In the United States, aspergillosis has been the culprit in several rapid die-offs among waterfowl. From 8 December until 14 December 2006, over 2,000 mallards died near Burley, Idaho, an agricultural community about 150 miles southeast of Boise. Mouldy waste grain from the farmland and feedlots in the area is the suspected source. A similar aspergillosis outbreak caused by mouldy grain killed 500 mallards in Iowa in 2005.
While no connection has been found between aspergillosis and the H5N1 strain of avian influenza (commonly called "bird flu"), rapid die-offs caused by aspergillosis can spark fears of bird flu outbreaks. Laboratory analysis is the only way to distinguish bird flu from aspergillosis.

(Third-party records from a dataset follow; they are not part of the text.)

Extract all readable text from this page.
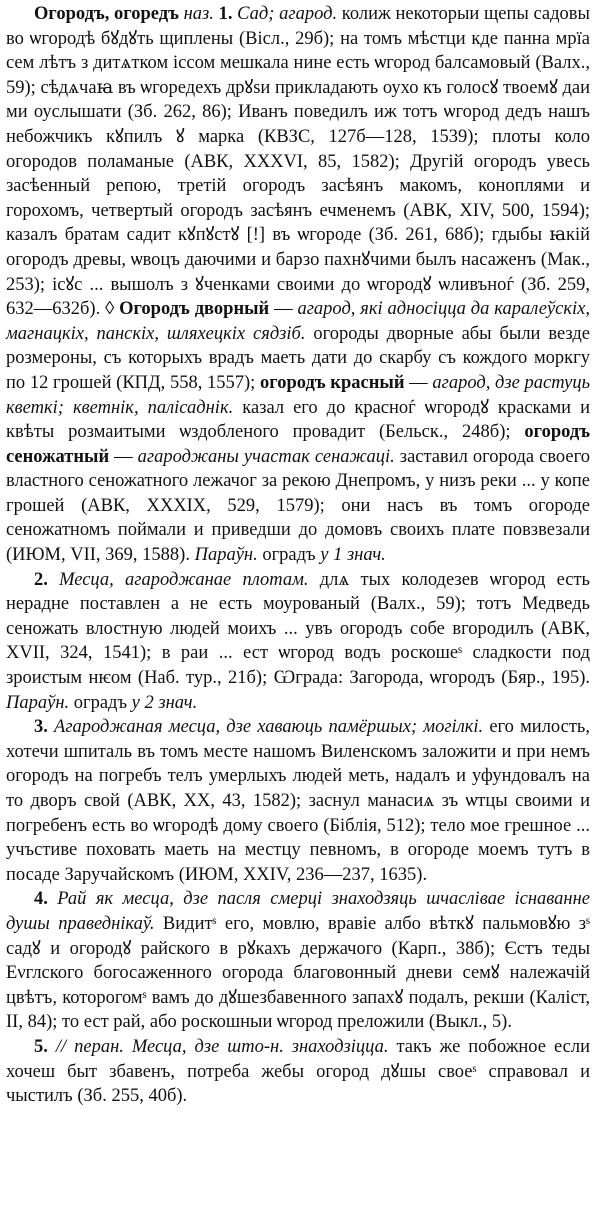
Огородъ, огоредъ наз. 1. Сад; агарод. колиж некоторыи щепы садовы во ѡгородѣ бꙋдꙋть щиплены (Вісл., 29б); на томъ мѣстци кде панна мрїа сем лѣтъ з дитѧтком іссом мешкала нине есть ѡгород балсамовый (Валх., 59); сѣдѧчаꙗ въ ѡгоредехъ дрꙋѕи прикладають оухо къ голосꙋ твоемꙋ даи ми оуслышати (Зб. 262, 86); Иванъ поведилъ иж тотъ ѡгород дедъ нашъ небожчикъ кꙋпилъ ꙋ марка (КВЗС, 127б—128, 1539); плоты коло огородов поламаные (АВК, XXXVI, 85, 1582); Другій огородъ увесь засѣенный репою, третій огородъ засѣянъ макомъ, коноплями и горохомъ, четвертый огородъ засѣянъ ечменемъ (АВК, XIV, 500, 1594); казалъ братам садит кꙋпꙋстꙋ [!] въ ѡгороде (Зб. 261, 68б); гдыбы ꙗкій огородъ древы, ѡвоцъ даючими и барзо пахнꙋчими былъ насаженъ (Мак., 253); ісꙋс ... вышолъ з ꙋченками своими до ѡгородꙋ ѡливъноѓ (Зб. 259, 632—632б). ◊ Огородъ дворный — агарод, які адносіцца да каралеўскіх, магнацкіх, панскіх, шляхецкіх сядзіб. огороды дворные абы были везде розмероны, съ которыхъ врадъ маеть дати до скарбу съ кождого моркгу по 12 грошей (КПД, 558, 1557); огородъ красный — агарод, дзе растуць кветкі; кветнік, палісаднік. казал его до красноѓ ѡгородꙋ красками и квѣты розмаитыми ѡздобленого провадит (Бельск., 248б); огородъ сеножатный — агароджаны участак сенажаці. заставил огорода своего властного сеножатного лежачог за рекою Днепромъ, у низъ реки ... у копе грошей (АВК, XXXIX, 529, 1579); они насъ въ томъ огороде сеножатномъ поймали и приведши до домовъ своихъ плате повзвезали (ИЮМ, VII, 369, 1588). Параўн. оградъ у 1 знач.

2. Месца, агароджанае плотам. длѧ тых колодезев ѡгород есть нераднe поставлен а не есть моурованый (Валх., 59); тотъ Медведь сеножать влостную людей моихъ ... увъ огородъ собе вгородилъ (АВК, XVII, 324, 1541); в раи ... ест ѡгород водъ роскошеˢ сладкости под зроистым нѥом (Наб. тур., 21б); Ѡграда: Загорода, ѡгородъ (Бяр., 195). Параўн. оградъ у 2 знач.

3. Агароджаная месца, дзе хаваюць памёршых; могілкі. его милость, хотечи шпиталь въ томъ месте нашомъ Виленскомъ заложити и при немъ огородъ на погребъ телъ умерлыхъ людей меть, надалъ и уфундовалъ на то дворъ свой (АВК, XX, 43, 1582); заснул манасиѧ зъ ѡтцы своими и погребенъ есть во ѡгородѣ дому своего (Біблія, 512); тело мое грешное ... учъстиве поховать маеть на местцу певномъ, в огороде моемъ тутъ в посаде Заручайскомъ (ИЮМ, XXIV, 236—237, 1635).

4. Рай як месца, дзе пасля смерці знаходзяць шчаслівае існаванне душы праведнікаў. Видитˢ его, мовлю, вравіе албо вѣткꙋ пальмовꙋю зˢ садꙋ и огородꙋ райского в рꙋкахъ держачого (Карп., 38б); Єстъ теды Eνглского богосаженного огорода благовонный дневи семꙋ належачій цвѣтъ, которогомˢ вамъ до дꙋшезбавенного запахꙋ подалъ, рекши (Каліст, II, 84); то ест рай, або роскошныи ѡгород преложили (Выкл., 5).

5. // перан. Месца, дзе што-н. знаходзіцца. такъ же побожное если хочеш быт збавенъ, потреба жебы огород дꙋшы своеˢ справовал и чыстилъ (Зб. 255, 40б).
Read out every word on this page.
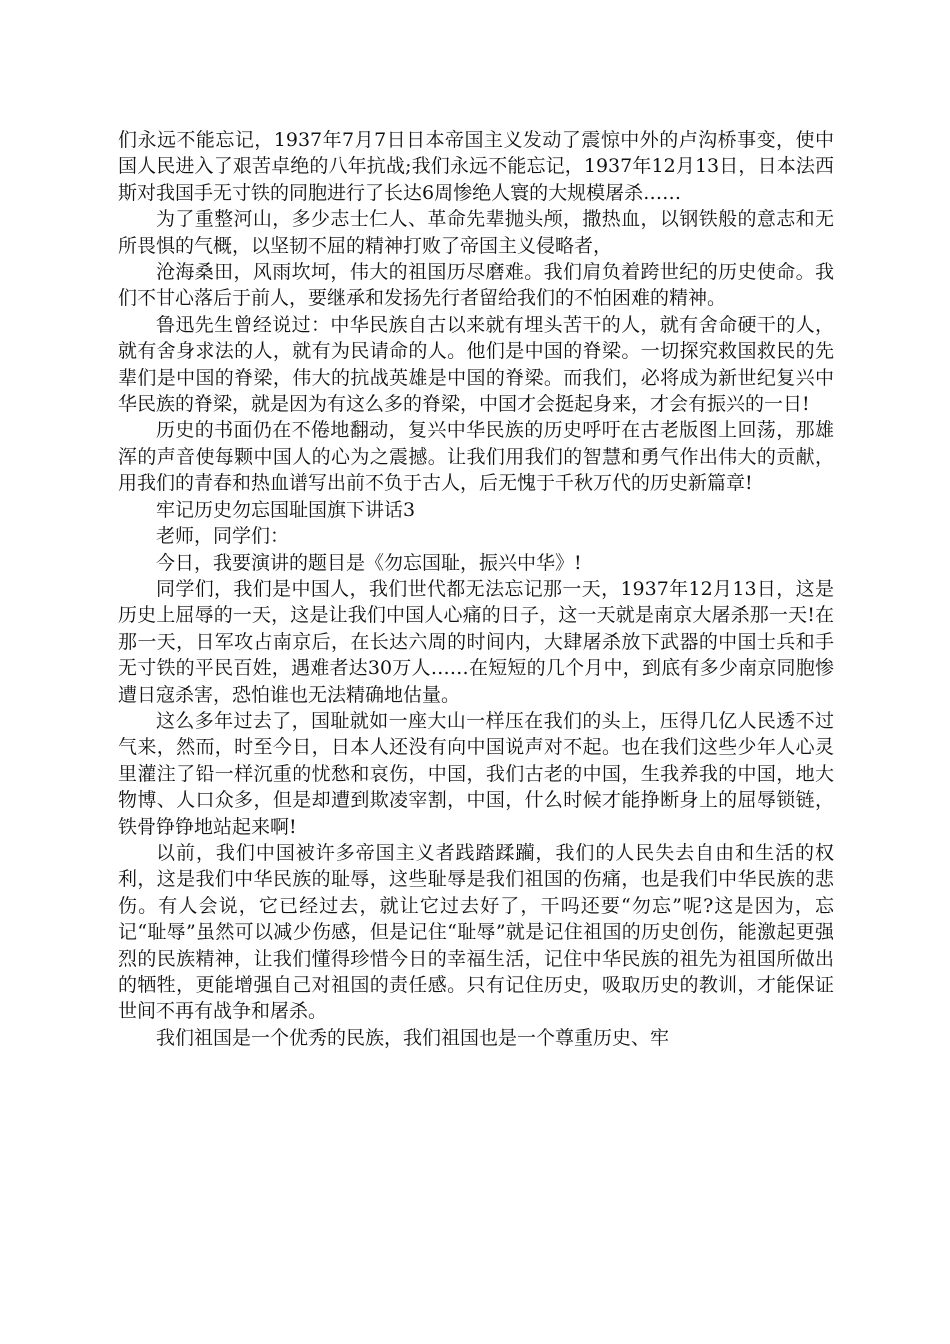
们永远不能忘记，1937年7月7日日本帝国主义发动了震惊中外的卢沟桥事变，使中国人民进入了艰苦卓绝的八年抗战;我们永远不能忘记，1937年12月13日，日本法西斯对我国手无寸铁的同胞进行了长达6周惨绝人寰的大规模屠杀……

为了重整河山，多少志士仁人、革命先辈抛头颅，撒热血，以钢铁般的意志和无所畏惧的气概，以坚韧不屈的精神打败了帝国主义侵略者，

沧海桑田，风雨坎坷，伟大的祖国历尽磨难。我们肩负着跨世纪的历史使命。我们不甘心落后于前人，要继承和发扬先行者留给我们的不怕困难的精神。

鲁迅先生曾经说过：中华民族自古以来就有埋头苦干的人，就有舍命硬干的人，就有舍身求法的人，就有为民请命的人。他们是中国的脊梁。一切探究救国救民的先辈们是中国的脊梁，伟大的抗战英雄是中国的脊梁。而我们，必将成为新世纪复兴中华民族的脊梁，就是因为有这么多的脊梁，中国才会挺起身来，才会有振兴的一日!

历史的书面仍在不倦地翻动，复兴中华民族的历史呼吁在古老版图上回荡，那雄浑的声音使每颗中国人的心为之震撼。让我们用我们的智慧和勇气作出伟大的贡献，用我们的青春和热血谱写出前不负于古人，后无愧于千秋万代的历史新篇章!

牢记历史勿忘国耻国旗下讲话3

老师，同学们：

今日，我要演讲的题目是《勿忘国耻，振兴中华》!

同学们，我们是中国人，我们世代都无法忘记那一天，1937年12月13日，这是历史上屈辱的一天，这是让我们中国人心痛的日子，这一天就是南京大屠杀那一天!在那一天，日军攻占南京后，在长达六周的时间内，大肆屠杀放下武器的中国士兵和手无寸铁的平民百姓，遇难者达30万人……在短短的几个月中，到底有多少南京同胞惨遭日寇杀害，恐怕谁也无法精确地估量。

这么多年过去了，国耻就如一座大山一样压在我们的头上，压得几亿人民透不过气来，然而，时至今日，日本人还没有向中国说声对不起。也在我们这些少年人心灵里灌注了铅一样沉重的忧愁和哀伤，中国，我们古老的中国，生我养我的中国，地大物博、人口众多，但是却遭到欺凌宰割，中国，什么时候才能挣断身上的屈辱锁链，铁骨铮铮地站起来啊!

以前，我们中国被许多帝国主义者践踏蹂躏，我们的人民失去自由和生活的权利，这是我们中华民族的耻辱，这些耻辱是我们祖国的伤痛，也是我们中华民族的悲伤。有人会说，它已经过去，就让它过去好了，干吗还要“勿忘”呢?这是因为，忘记“耻辱”虽然可以减少伤感，但是记住“耻辱”就是记住祖国的历史创伤，能激起更强烈的民族精神，让我们懂得珍惜今日的幸福生活，记住中华民族的祖先为祖国所做出的牺牲，更能增强自己对祖国的责任感。只有记住历史，吸取历史的教训，才能保证世间不再有战争和屠杀。

我们祖国是一个优秀的民族，我们祖国也是一个尊重历史、牢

In dogs, aspergillosis is an uncommon disease typically affecting only the nasal passages (nasal aspergillosis). This is much more common in dolicocephalic breeds. It can also spread to the rest of the body; this is termed disseminated aspergillosis and is rare, usually affecting individuals with underlying immune disorders.
In 2019, an outbreak of aspergillosis struck the rare kakapo, a large flightless parrot endemic to New Zealand. By June the disease had killed seven of the birds, whose total population at the time was only 142 adults and 72 chicks. One fifth of the population was infected with the disease and the entire species was considered at risk of extinction.